Since the only Olympic sport we at the Egg care about even remotely is fencing (and, in winter, the biathlon), this poses a bit of a problem.  Rooting for US fencers is a lot like being a Cubs fan.  Through most of Olympic history, no US fencer won much of anything until Peter Westbrook walked off with a bronze in the 1980s.

Yeah, well, that was then, baby.  The Curse of the Billy Goat has been broken, at least as far as fencing goes.  Mariel Zagunis, Sada Jacobson and Rebecca Ward may not be household names, but as far as we're concerned they are national heroes.  They just swept the Women's Sabre competition, respectively taking gold, silver and bronze, and putting the US (temporarily) ahead in the overall medal count.  More to the point:  they are the only Americans ever to sweep an Olympic fencing event.  Ever.

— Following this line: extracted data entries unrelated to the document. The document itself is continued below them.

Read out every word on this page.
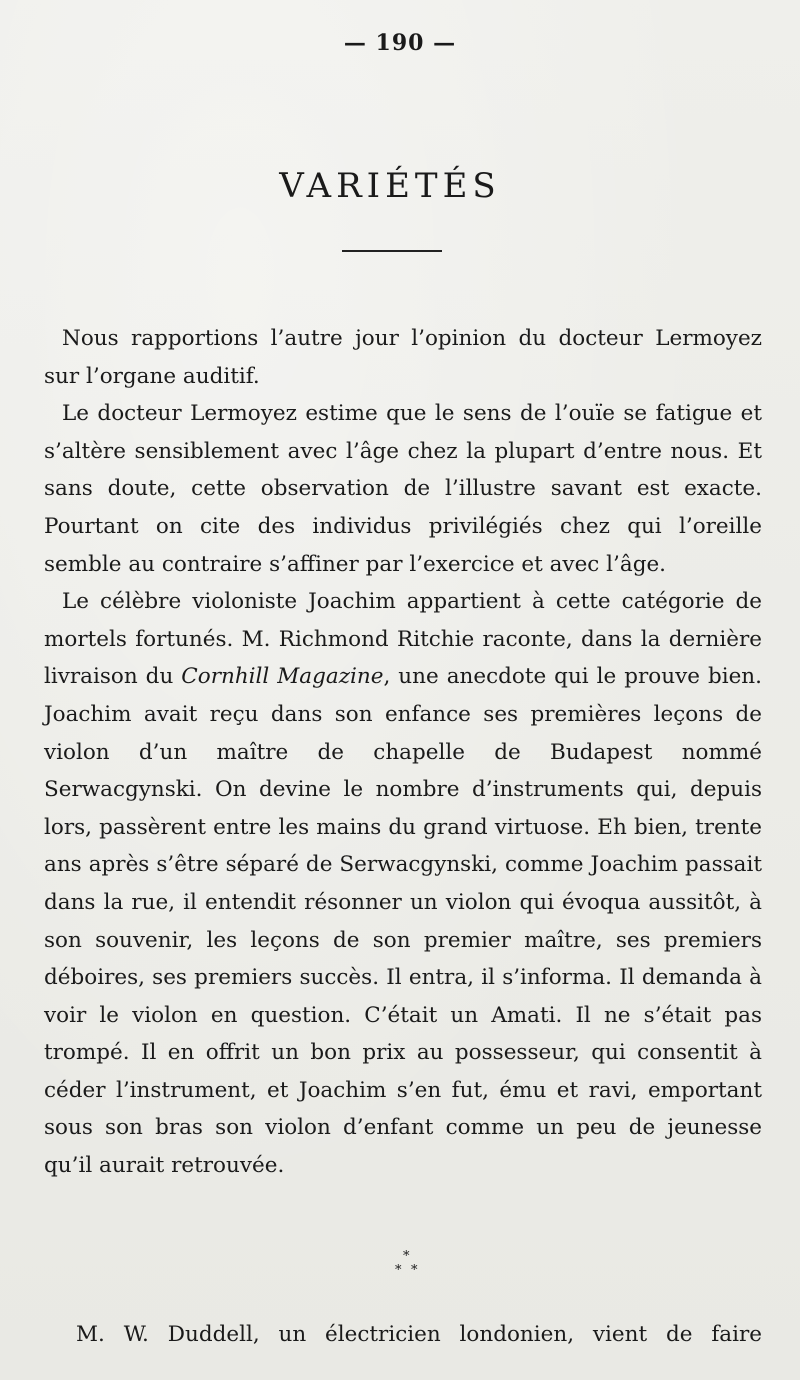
— 190 —
VARIÉTÉS

Nous rapportions l’autre jour l’opinion du docteur Lermoyez sur l’organe auditif.

Le docteur Lermoyez estime que le sens de l’ouïe se fatigue et s’altère sensiblement avec l’âge chez la plupart d’entre nous. Et sans doute, cette observation de l’illustre savant est exacte. Pourtant on cite des individus privilégiés chez qui l’oreille semble au contraire s’affiner par l’exercice et avec l’âge.

Le célèbre violoniste Joachim appartient à cette catégorie de mortels fortunés. M. Richmond Ritchie raconte, dans la dernière livraison du Cornhill Magazine, une anecdote qui le prouve bien. Joachim avait reçu dans son enfance ses premières leçons de violon d’un maître de chapelle de Budapest nommé Serwacgynski. On devine le nombre d’instruments qui, depuis lors, passèrent entre les mains du grand virtuose. Eh bien, trente ans après s’être séparé de Serwacgynski, comme Joachim passait dans la rue, il entendit résonner un violon qui évoqua aussitôt, à son souvenir, les leçons de son premier maître, ses premiers déboires, ses premiers succès. Il entra, il s’informa. Il demanda à voir le violon en question. C’était un Amati. Il ne s’était pas trompé. Il en offrit un bon prix au possesseur, qui consentit à céder l’instrument, et Joachim s’en fut, ému et ravi, emportant sous son bras son violon d’enfant comme un peu de jeunesse qu’il aurait retrouvée.

*
* *

M. W. Duddell, un électricien londonien, vient de faire
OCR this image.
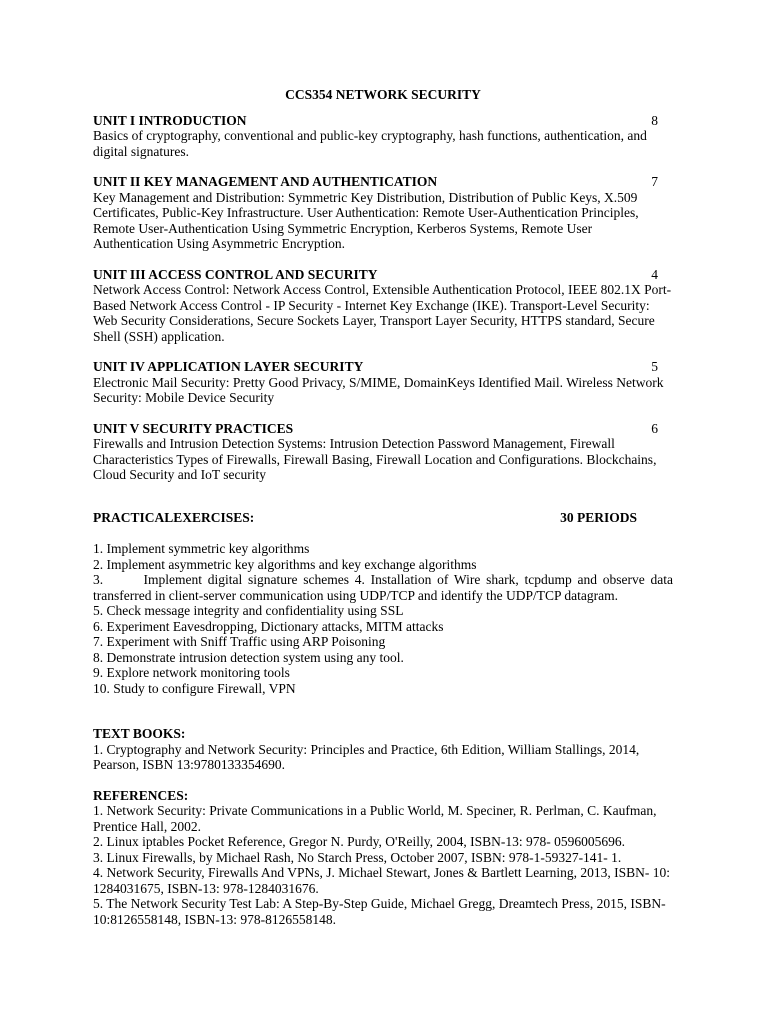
CCS354 NETWORK SECURITY
UNIT I INTRODUCTION	8
Basics of cryptography, conventional and public-key cryptography, hash functions, authentication, and digital signatures.
UNIT II KEY MANAGEMENT AND AUTHENTICATION	7
Key Management and Distribution: Symmetric Key Distribution, Distribution of Public Keys, X.509 Certificates, Public-Key Infrastructure. User Authentication: Remote User-Authentication Principles, Remote User-Authentication Using Symmetric Encryption, Kerberos Systems, Remote User Authentication Using Asymmetric Encryption.
UNIT III ACCESS CONTROL AND SECURITY	4
Network Access Control: Network Access Control, Extensible Authentication Protocol, IEEE 802.1X Port-Based Network Access Control - IP Security - Internet Key Exchange (IKE). Transport-Level Security: Web Security Considerations, Secure Sockets Layer, Transport Layer Security, HTTPS standard, Secure Shell (SSH) application.
UNIT IV APPLICATION LAYER SECURITY	5
Electronic Mail Security: Pretty Good Privacy, S/MIME, DomainKeys Identified Mail. Wireless Network Security: Mobile Device Security
UNIT V SECURITY PRACTICES	6
Firewalls and Intrusion Detection Systems: Intrusion Detection Password Management, Firewall Characteristics Types of Firewalls, Firewall Basing, Firewall Location and Configurations. Blockchains, Cloud Security and IoT security
PRACTICALEXERCISES:	30 PERIODS
1. Implement symmetric key algorithms
2. Implement asymmetric key algorithms and key exchange algorithms
3.       Implement digital signature schemes 4. Installation of Wire shark, tcpdump and observe data transferred in client-server communication using UDP/TCP and identify the UDP/TCP datagram.
5. Check message integrity and confidentiality using SSL
6. Experiment Eavesdropping, Dictionary attacks, MITM attacks
7. Experiment with Sniff Traffic using ARP Poisoning
8. Demonstrate intrusion detection system using any tool.
9. Explore network monitoring tools
10. Study to configure Firewall, VPN
TEXT BOOKS:
1. Cryptography and Network Security: Principles and Practice, 6th Edition, William Stallings, 2014, Pearson, ISBN 13:9780133354690.
REFERENCES:
1. Network Security: Private Communications in a Public World, M. Speciner, R. Perlman, C. Kaufman, Prentice Hall, 2002.
2. Linux iptables Pocket Reference, Gregor N. Purdy, O'Reilly, 2004, ISBN-13: 978- 0596005696.
3. Linux Firewalls, by Michael Rash, No Starch Press, October 2007, ISBN: 978-1-59327-141- 1.
4. Network Security, Firewalls And VPNs, J. Michael Stewart, Jones & Bartlett Learning, 2013, ISBN- 10: 1284031675, ISBN-13: 978-1284031676.
5. The Network Security Test Lab: A Step-By-Step Guide, Michael Gregg, Dreamtech Press, 2015, ISBN-10:8126558148, ISBN-13: 978-8126558148.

Courtesy of an emergency call from the splendid Mrs. A, Father Anonymous was able interrupt his sermon-writing and catch the last magnificent touch on television.  When an interviewer asked the girls how it felt, at the awards ceremony, to see three American flags unfurled side-by-side, Jacobsen burst into tears and said "It was the most beautiful sight in the world."

At least today, darling.

The Fireworks Begin

No sooner has a military tribunal sentenced Salim Hamdam to time served plus five months, than the Pentagon begins hemming and hawing.  A spokesman says, equivocally, "He will serve his time for the conviction and then he will still be an enemy combatant, and as an enemy combatant the process for potential transfer or release will apply." And since they don't transfer or release prisoners to Hamdam's native Yemen .... hmm ... maybe they'll just keep him at Gitmo forever.

Our favorite bit of hyperbole is Olberman's aside, when reporting the original verdict and predicting the outcome:  "How much Constitution is there left for you to shred, Mr. President?  Our favorite bit of understatement in the WaPo article:

Defense Department officials said there are concerns about the public perception of holding Hamdan after his prison term runs out, because it could label the military commissions a "show process" with no meaning to its sentences.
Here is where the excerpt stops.